Finn Rhodes Forever: Chapter 1
LIV MORGAN’S biological father didn’t recognize me.
He sat two stools down from me. In the six months I’d lived here in Whistler, I’d seen him around a few times—in the grocery store, in his work van, but mostly here in this bar, knocking back booze. Back home in Queen’s Cove, Liv’s stepdad, Joe, was the only real dad she’d ever known.
I wondered if she knew Cole lived here.
My chest ached as I remembered her at my brother Holden’s wedding to Sadie back in January. Seeing Liv for the first time in over a decade had hit me like a freight train. I hadn’t been able to say a word. I had just stood there, staring at her, taking her in.
Fucking hell, I missed her.
Grown up, she was so beautiful it hurt. I had scrambled to memorize her. The soft, wavy pink hair cascading around her shoulders. Her pretty brown eyes, rimmed in dark lashes. The slope of her nose, sprinkled with freckles even in winter. Her eyes had widened in shock before a cold glare slid into place.

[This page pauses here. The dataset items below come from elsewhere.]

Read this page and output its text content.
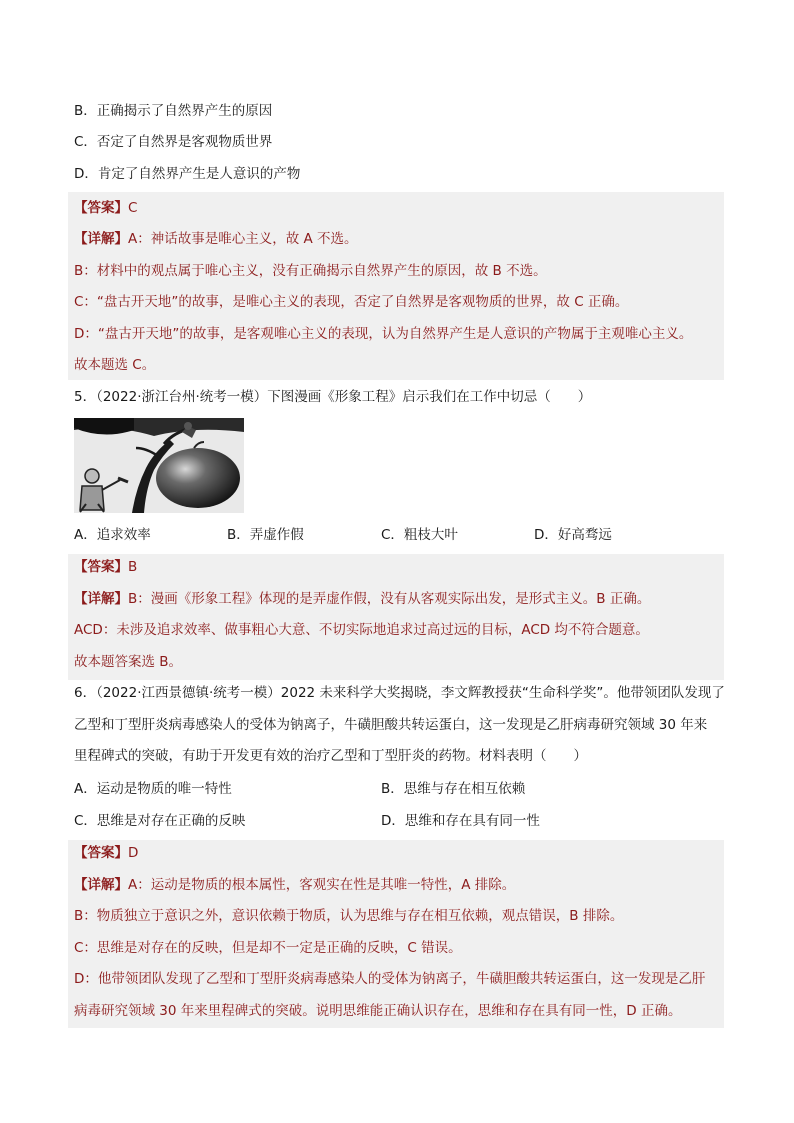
B．正确揭示了自然界产生的原因
C．否定了自然界是客观物质世界
D．肯定了自然界产生是人意识的产物
【答案】C
【详解】A：神话故事是唯心主义，故 A 不选。
B：材料中的观点属于唯心主义，没有正确揭示自然界产生的原因，故 B 不选。
C：“盘古开天地”的故事，是唯心主义的表现，否定了自然界是客观物质的世界，故 C 正确。
D：“盘古开天地”的故事，是客观唯心主义的表现，认为自然界产生是人意识的产物属于主观唯心主义。
故本题选 C。
5．（2022·浙江台州·统考一模）下图漫画《形象工程》启示我们在工作中切忌（　　）
A．追求效率	B．弄虚作假	C．粗枝大叶	D．好高骛远
【答案】B
【详解】B：漫画《形象工程》体现的是弄虚作假，没有从客观实际出发，是形式主义。B 正确。
ACD：未涉及追求效率、做事粗心大意、不切实际地追求过高过远的目标，ACD 均不符合题意。
故本题答案选 B。
6．（2022·江西景德镇·统考一模）2022 未来科学大奖揭晓，李文辉教授获“生命科学奖”。他带领团队发现了
乙型和丁型肝炎病毒感染人的受体为钠离子，牛磺胆酸共转运蛋白，这一发现是乙肝病毒研究领域 30 年来
里程碑式的突破，有助于开发更有效的治疗乙型和丁型肝炎的药物。材料表明（　　）
A．运动是物质的唯一特性	B．思维与存在相互依赖
C．思维是对存在正确的反映	D．思维和存在具有同一性
【答案】D
【详解】A：运动是物质的根本属性，客观实在性是其唯一特性，A 排除。
B：物质独立于意识之外，意识依赖于物质，认为思维与存在相互依赖，观点错误，B 排除。
C：思维是对存在的反映，但是却不一定是正确的反映，C 错误。
D：他带领团队发现了乙型和丁型肝炎病毒感染人的受体为钠离子，牛磺胆酸共转运蛋白，这一发现是乙肝
病毒研究领域 30 年来里程碑式的突破。说明思维能正确认识存在，思维和存在具有同一性，D 正确。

In the bar, Cole and I made eye contact, and my insides froze into a block of ice. The look in his eyes—shame, loneliness, misery—filled me with disgust. He had more wrinkles now, and gray hair at his temples, but there was no doubt in my mind. It was him.
Now, looking at him, I felt rage. Liv had his eyes, which pissed me off more. My hands made fists as my blood rattled in my veins. The words were in my mouth, ready to go.
You hurt Liv. You left her and Jen. Your misery is your own fault.
Something stabbed in my chest, and I rubbed my sternum. When I looked back at him, I saw myself. It was me spending every night at the bar alone. It was me regretting my fuckups.
My stomach plummeted as it clicked into place in my head. For most of my life, I’d been madly, stupidly in love with her. It wasn’t going away, and I needed to fix the mess I made twelve years ago.
Liv and I were soulmates.
Leaving was the biggest mistake of my life.
I needed to make her fall back in love with me, or I’d regret it forever.
I was about to make a fucking fool of myself over Liv Morgan.